Dopo un centinaio di pagine si capisce che quel Mondo con la maiuscola è una persona che fa lo sfasciacarrozze. Il “Daglielo” è l'invito a dargli un vecchio motorino arrugginito. L'invito è pretesto per un dramma consumato tra ragazzini. È preludio per la costruzione di uno dei personaggi chiave.
“Ancora una volta si volse a guardare la porta del garage. Era lì che era successo tutto. Era lì.” Per l'ennesima volta sembra riaffacciarsi un ricordo di una ricca ragazza grassa che appare a sprazzi. Per l'ennesima volta, Ricci non ce lo svela.
Poi c'è la faccenda di una ragazza nuda e prigioniera. Di uomini che si direbbero dalla parte della legge. Ma violentemente grezzi. La ragazza muore per sbaglio. Infine sapremo che è solo uno degli innumerevoli interrogatori a suon di pungolate elettriche, di cadaveri che spariscono nell'Atlantico dell'America del Sud.
Infine sapremo anche cosa successe nel garage. Ma non ne farò spoiler, perché è annodato strettamente ai cadaveri nascosti nell'Atlantico. E anche a colui che afferma: “Io so tutto di voi.”

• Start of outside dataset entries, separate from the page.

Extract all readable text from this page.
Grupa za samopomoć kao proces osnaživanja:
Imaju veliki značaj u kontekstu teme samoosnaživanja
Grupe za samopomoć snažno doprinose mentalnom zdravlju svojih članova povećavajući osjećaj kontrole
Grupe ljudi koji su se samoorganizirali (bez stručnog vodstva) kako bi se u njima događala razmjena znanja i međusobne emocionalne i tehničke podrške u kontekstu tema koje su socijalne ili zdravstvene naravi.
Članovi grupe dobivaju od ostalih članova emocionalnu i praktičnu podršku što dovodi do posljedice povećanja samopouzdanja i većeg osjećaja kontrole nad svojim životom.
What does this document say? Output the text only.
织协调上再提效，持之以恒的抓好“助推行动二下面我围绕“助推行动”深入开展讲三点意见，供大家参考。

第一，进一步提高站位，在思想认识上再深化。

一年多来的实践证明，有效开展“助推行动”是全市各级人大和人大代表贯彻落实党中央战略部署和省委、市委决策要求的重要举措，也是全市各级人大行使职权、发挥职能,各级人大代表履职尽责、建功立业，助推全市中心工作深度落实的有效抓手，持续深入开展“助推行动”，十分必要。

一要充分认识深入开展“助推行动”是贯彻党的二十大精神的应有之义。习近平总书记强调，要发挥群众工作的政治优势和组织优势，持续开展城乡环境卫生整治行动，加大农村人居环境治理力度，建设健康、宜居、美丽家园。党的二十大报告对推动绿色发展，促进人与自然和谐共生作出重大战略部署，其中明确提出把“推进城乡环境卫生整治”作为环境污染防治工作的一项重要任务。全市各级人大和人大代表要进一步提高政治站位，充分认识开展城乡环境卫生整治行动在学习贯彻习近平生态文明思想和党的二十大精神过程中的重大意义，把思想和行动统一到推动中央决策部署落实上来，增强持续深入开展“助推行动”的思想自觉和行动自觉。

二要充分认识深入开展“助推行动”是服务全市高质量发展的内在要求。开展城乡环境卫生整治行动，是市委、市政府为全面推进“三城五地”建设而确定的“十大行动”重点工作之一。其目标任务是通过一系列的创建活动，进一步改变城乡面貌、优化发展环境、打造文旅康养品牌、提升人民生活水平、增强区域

Infine sapremo anche della parola misteriosa. Patotas. E il significato dell'odore del riso. Scopriremo anche come tutto si lega in una di quelle geometrie perfette che aprono il libro e lo chiudono. Ricci, geometra perfetto della narrazione. Dopo Scerbanenco, solo Ricci, che sta reinventando la narrativa gialla.
Consigliato a chi ama gli incastri geometrici della narrazione, a chi vuole uscire dai consumati rigori del giallo. Ai poeti della banalità del male.